Es necesario tener en cuenta que estas personas fueron conducidas a la tierra no solo para encontrar una posesión para sí mismos como una nación establecida, sino primero como el azote de Dios contra un pueblo corrupto y corruptor. En vista de este hecho, la guerra era inevitable y, por lo tanto, ahora se dieron instrucciones particulares para la orientación del pueblo en la guerra.

En primer lugar, se les encargó que mantuvieran ante ellos la visión de Dios, lo único que les permitiría librarse del miedo en presencia del enemigo. Antes de ir a la batalla, se ordenó que el sacerdote anunciara con autoridad la presencia de la autoridad y el poder de Dios.

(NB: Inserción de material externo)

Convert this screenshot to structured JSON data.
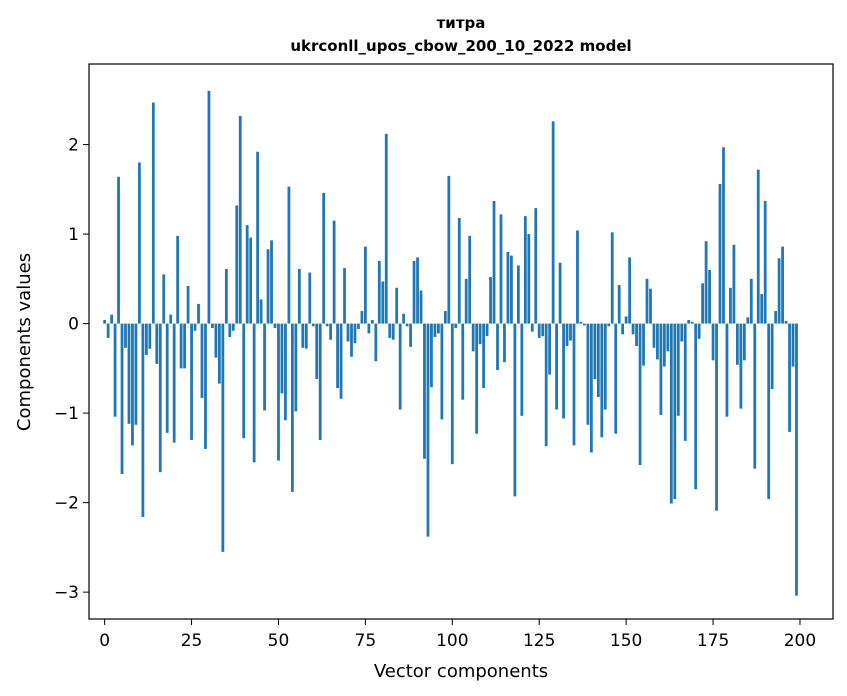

Luego, el ejército mismo debía ser tamizado. Los hombres cuyos corazones por el momento estaban puestos en otras cosas, casas, viñedos o esposas, no debían entrar en la línea de batalla. Además, aquellos que no lograron ver la visión de Dios y, por lo tanto, eran débiles de corazón, serían rechazados.

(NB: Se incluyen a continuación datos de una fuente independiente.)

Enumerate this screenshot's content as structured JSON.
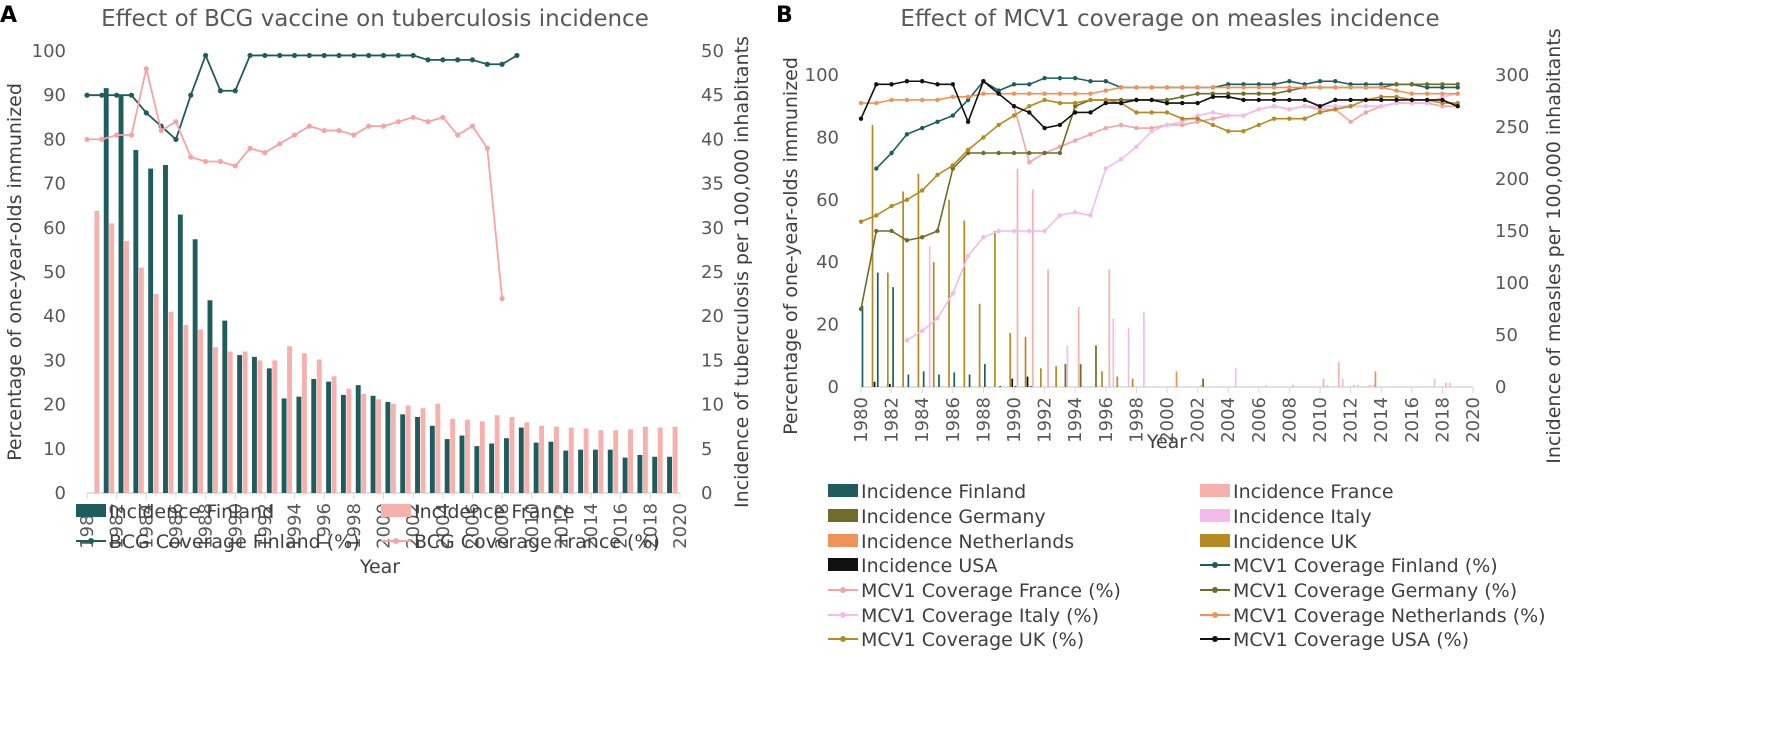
{
  "chart_data": [
    {
      "panel": "A",
      "type": "bar+line",
      "title": "Effect of BCG vaccine on tuberculosis incidence",
      "xlabel": "Year",
      "ylabel": "Percentage of one-year-olds immunized",
      "y2label": "Incidence of tuberculosis per 100,000 inhabitants",
      "xlim": [
        1980,
        2020
      ],
      "ylim": [
        0,
        100
      ],
      "y2lim": [
        0,
        50
      ],
      "xticks": [
        "1980",
        "1982",
        "1984",
        "1986",
        "1988",
        "1990",
        "1992",
        "1994",
        "1996",
        "1998",
        "2000",
        "2002",
        "2004",
        "2006",
        "2008",
        "2010",
        "2012",
        "2014",
        "2016",
        "2018",
        "2020"
      ],
      "yticks": [
        "0",
        "10",
        "20",
        "30",
        "40",
        "50",
        "60",
        "70",
        "80",
        "90",
        "100"
      ],
      "y2ticks": [
        "0",
        "5",
        "10",
        "15",
        "20",
        "25",
        "30",
        "35",
        "40",
        "45",
        "50"
      ],
      "years": [
        1980,
        1981,
        1982,
        1983,
        1984,
        1985,
        1986,
        1987,
        1988,
        1989,
        1990,
        1991,
        1992,
        1993,
        1994,
        1995,
        1996,
        1997,
        1998,
        1999,
        2000,
        2001,
        2002,
        2003,
        2004,
        2005,
        2006,
        2007,
        2008,
        2009,
        2010,
        2011,
        2012,
        2013,
        2014,
        2015,
        2016,
        2017,
        2018,
        2019
      ],
      "bar_series": [
        {
          "name": "Incidence Finland",
          "color": "#1f5c5e",
          "values": [
            null,
            45.8,
            44.9,
            38.8,
            36.7,
            37.1,
            31.5,
            28.7,
            21.8,
            19.5,
            15.6,
            15.4,
            14.1,
            10.7,
            10.9,
            12.9,
            12.6,
            11.1,
            12.2,
            11.0,
            10.3,
            8.9,
            8.6,
            7.6,
            6.1,
            6.5,
            5.3,
            5.6,
            6.2,
            7.4,
            5.7,
            5.8,
            4.8,
            4.9,
            4.9,
            4.9,
            4.0,
            4.3,
            4.1,
            4.1
          ]
        },
        {
          "name": "Incidence France",
          "color": "#f6b0ae",
          "values": [
            31.9,
            30.5,
            28.5,
            25.5,
            22.5,
            20.5,
            19.0,
            18.5,
            16.5,
            16.0,
            16.0,
            15.0,
            15.0,
            16.6,
            15.8,
            15.1,
            13.2,
            11.8,
            11.2,
            10.6,
            10.1,
            9.9,
            9.6,
            10.1,
            8.4,
            8.3,
            8.1,
            8.8,
            8.6,
            8.0,
            7.6,
            7.5,
            7.4,
            7.3,
            7.1,
            7.1,
            7.2,
            7.5,
            7.4,
            7.5
          ]
        }
      ],
      "line_series": [
        {
          "name": "BCG Coverage Finland (%)",
          "color": "#1f5c5e",
          "values": [
            90,
            90,
            90,
            90,
            86,
            83,
            80,
            90,
            99,
            91,
            91,
            99,
            99,
            99,
            99,
            99,
            99,
            99,
            99,
            99,
            99,
            99,
            99,
            98,
            98,
            98,
            98,
            97,
            97,
            99,
            null,
            null,
            null,
            null,
            null,
            null,
            null,
            null,
            null,
            null
          ]
        },
        {
          "name": "BCG Coverage France (%)",
          "color": "#f6a3a6",
          "values": [
            80,
            80,
            81,
            81,
            96,
            82,
            84,
            76,
            75,
            75,
            74,
            78,
            77,
            79,
            81,
            83,
            82,
            82,
            81,
            83,
            83,
            84,
            85,
            84,
            85,
            81,
            83,
            78,
            44,
            null,
            null,
            null,
            null,
            null,
            null,
            null,
            null,
            null,
            null,
            null
          ]
        }
      ],
      "legend": [
        "Incidence Finland",
        "Incidence France",
        "BCG Coverage Finland (%)",
        "BCG Coverage France (%)"
      ]
    },
    {
      "panel": "B",
      "type": "bar+line",
      "title": "Effect of MCV1 coverage on measles incidence",
      "xlabel": "Year",
      "ylabel": "Percentage of one-year-olds immunized",
      "y2label": "Incidence of measles per 100,000 inhabitants",
      "xlim": [
        1980,
        2020
      ],
      "ylim": [
        0,
        100
      ],
      "y2lim": [
        0,
        300
      ],
      "xticks": [
        "1980",
        "1982",
        "1984",
        "1986",
        "1988",
        "1990",
        "1992",
        "1994",
        "1996",
        "1998",
        "2000",
        "2002",
        "2004",
        "2006",
        "2008",
        "2010",
        "2012",
        "2014",
        "2016",
        "2018",
        "2020"
      ],
      "yticks": [
        "0",
        "20",
        "40",
        "60",
        "80",
        "100"
      ],
      "y2ticks": [
        "0",
        "50",
        "100",
        "150",
        "200",
        "250",
        "300"
      ],
      "years": [
        1980,
        1981,
        1982,
        1983,
        1984,
        1985,
        1986,
        1987,
        1988,
        1989,
        1990,
        1991,
        1992,
        1993,
        1994,
        1995,
        1996,
        1997,
        1998,
        1999,
        2000,
        2001,
        2002,
        2003,
        2004,
        2005,
        2006,
        2007,
        2008,
        2009,
        2010,
        2011,
        2012,
        2013,
        2014,
        2015,
        2016,
        2017,
        2018,
        2019
      ],
      "bar_series": [
        {
          "name": "Incidence Finland",
          "color": "#1f5c5e",
          "values": [
            78,
            110,
            96,
            12,
            15,
            12,
            14,
            12,
            22,
            1,
            1,
            1,
            0,
            0,
            0,
            0,
            0,
            0,
            0,
            0,
            0,
            0,
            0,
            0,
            0,
            0,
            0,
            0,
            0,
            0,
            0,
            0,
            0,
            0,
            0,
            0,
            0,
            0,
            0,
            0
          ]
        },
        {
          "name": "Incidence France",
          "color": "#f6b0ae",
          "values": [
            0,
            0,
            0,
            0,
            0,
            0,
            0,
            0,
            0,
            0,
            210,
            190,
            113,
            0,
            77,
            0,
            113,
            0,
            0,
            0,
            0,
            0,
            2,
            0,
            0,
            0,
            0,
            0,
            2,
            0,
            8,
            24,
            2,
            2,
            0,
            0,
            0,
            0,
            4,
            0
          ]
        },
        {
          "name": "Incidence Germany",
          "color": "#6e6d2a",
          "values": [
            0,
            0,
            0,
            0,
            0,
            0,
            0,
            0,
            0,
            0,
            0,
            0,
            0,
            22,
            22,
            40,
            0,
            0,
            0,
            0,
            0,
            0,
            8,
            0,
            0,
            0,
            0,
            0,
            0,
            0,
            0,
            0,
            0,
            0,
            0,
            0,
            0,
            0,
            0,
            0
          ]
        },
        {
          "name": "Incidence Italy",
          "color": "#f2bbea",
          "values": [
            0,
            0,
            0,
            0,
            135,
            0,
            0,
            0,
            0,
            0,
            0,
            0,
            0,
            40,
            0,
            0,
            66,
            57,
            72,
            0,
            0,
            0,
            0,
            0,
            18,
            0,
            2,
            0,
            0,
            0,
            2,
            8,
            2,
            2,
            0,
            0,
            0,
            8,
            4,
            0
          ]
        },
        {
          "name": "Incidence Netherlands",
          "color": "#f0935a",
          "values": [
            0,
            0,
            0,
            0,
            0,
            0,
            0,
            0,
            0,
            0,
            0,
            0,
            0,
            0,
            0,
            0,
            0,
            0,
            0,
            0,
            15,
            0,
            0,
            0,
            0,
            0,
            0,
            0,
            0,
            0,
            0,
            0,
            0,
            15,
            0,
            0,
            0,
            0,
            0,
            0
          ]
        },
        {
          "name": "Incidence UK",
          "color": "#b58a22",
          "values": [
            252,
            110,
            188,
            205,
            120,
            180,
            160,
            80,
            150,
            52,
            48,
            18,
            20,
            0,
            0,
            15,
            10,
            8,
            0,
            0,
            0,
            0,
            0,
            0,
            0,
            0,
            0,
            0,
            0,
            0,
            0,
            0,
            0,
            0,
            0,
            0,
            0,
            0,
            0,
            0
          ]
        },
        {
          "name": "Incidence USA",
          "color": "#111111",
          "values": [
            5,
            3,
            0,
            0,
            0,
            0,
            0,
            0,
            0,
            8,
            10,
            0,
            0,
            0,
            0,
            0,
            0,
            0,
            0,
            0,
            0,
            0,
            0,
            0,
            0,
            0,
            0,
            0,
            0,
            0,
            0,
            0,
            0,
            0,
            0,
            0,
            0,
            0,
            0,
            0
          ]
        }
      ],
      "line_series": [
        {
          "name": "MCV1 Coverage Finland (%)",
          "color": "#1f5c5e",
          "values": [
            null,
            70,
            75,
            81,
            83,
            85,
            87,
            92,
            98,
            95,
            97,
            97,
            99,
            99,
            99,
            98,
            98,
            96,
            96,
            96,
            96,
            96,
            96,
            96,
            97,
            97,
            97,
            97,
            98,
            97,
            98,
            98,
            97,
            97,
            97,
            97,
            97,
            96,
            96,
            96
          ]
        },
        {
          "name": "MCV1 Coverage France (%)",
          "color": "#f6a3a6",
          "values": [
            null,
            null,
            null,
            null,
            null,
            null,
            null,
            null,
            null,
            null,
            90,
            72,
            75,
            77,
            79,
            81,
            83,
            84,
            83,
            83,
            84,
            84,
            85,
            86,
            87,
            87,
            89,
            90,
            89,
            90,
            89,
            89,
            85,
            88,
            90,
            91,
            91,
            91,
            90,
            90
          ]
        },
        {
          "name": "MCV1 Coverage Germany (%)",
          "color": "#6e6d2a",
          "values": [
            25,
            50,
            50,
            47,
            48,
            50,
            70,
            75,
            75,
            75,
            75,
            75,
            75,
            75,
            90,
            92,
            92,
            92,
            92,
            92,
            92,
            93,
            94,
            94,
            94,
            94,
            94,
            94,
            95,
            96,
            96,
            96,
            96,
            96,
            96,
            97,
            97,
            97,
            97,
            97
          ]
        },
        {
          "name": "MCV1 Coverage Italy (%)",
          "color": "#f2bbea",
          "values": [
            null,
            null,
            null,
            15,
            18,
            22,
            30,
            42,
            48,
            50,
            50,
            50,
            50,
            55,
            56,
            55,
            70,
            73,
            77,
            82,
            84,
            85,
            87,
            88,
            87,
            87,
            89,
            90,
            89,
            90,
            90,
            90,
            90,
            90,
            90,
            91,
            91,
            91,
            93,
            94
          ]
        },
        {
          "name": "MCV1 Coverage Netherlands (%)",
          "color": "#f0935a",
          "values": [
            91,
            91,
            92,
            92,
            92,
            92,
            93,
            93,
            94,
            94,
            94,
            94,
            94,
            94,
            94,
            94,
            95,
            96,
            96,
            96,
            96,
            96,
            96,
            96,
            96,
            96,
            96,
            96,
            96,
            96,
            96,
            96,
            96,
            96,
            96,
            95,
            94,
            94,
            94,
            94
          ]
        },
        {
          "name": "MCV1 Coverage UK (%)",
          "color": "#b58a22",
          "values": [
            53,
            55,
            58,
            60,
            63,
            68,
            71,
            76,
            80,
            84,
            87,
            90,
            92,
            91,
            91,
            92,
            92,
            91,
            88,
            88,
            88,
            86,
            86,
            84,
            82,
            82,
            84,
            86,
            86,
            86,
            88,
            89,
            90,
            92,
            93,
            93,
            92,
            92,
            91,
            91
          ]
        },
        {
          "name": "MCV1 Coverage USA (%)",
          "color": "#111111",
          "values": [
            86,
            97,
            97,
            98,
            98,
            97,
            97,
            85,
            98,
            94,
            90,
            88,
            83,
            84,
            88,
            88,
            91,
            91,
            92,
            92,
            91,
            91,
            91,
            93,
            93,
            92,
            92,
            92,
            92,
            92,
            90,
            92,
            92,
            92,
            92,
            92,
            92,
            92,
            92,
            90
          ]
        }
      ],
      "legend": [
        "Incidence Finland",
        "Incidence France",
        "Incidence Germany",
        "Incidence Italy",
        "Incidence Netherlands",
        "Incidence UK",
        "Incidence USA",
        "MCV1 Coverage Finland (%)",
        "MCV1 Coverage France (%)",
        "MCV1 Coverage Germany (%)",
        "MCV1 Coverage Italy (%)",
        "MCV1 Coverage Netherlands (%)",
        "MCV1 Coverage UK (%)",
        "MCV1 Coverage USA (%)"
      ]
    }
  ]
}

Antes de atacar ciudades lejanas, se hizo un ofrecimiento de paz. Donde había sumisión, se seguía una cierta medida de indulgencia. En el caso de las ciudades que el Señor les dio en herencia, la guerra sería de exterminio. Las razones de esto ya han sido reveladas.

En conexión con estos mandamientos se encuentra una de esas evidencias notables de la atención divina a los asuntos más pequeños. No se debían talar árboles que fueran de valor para el sustento de la gente.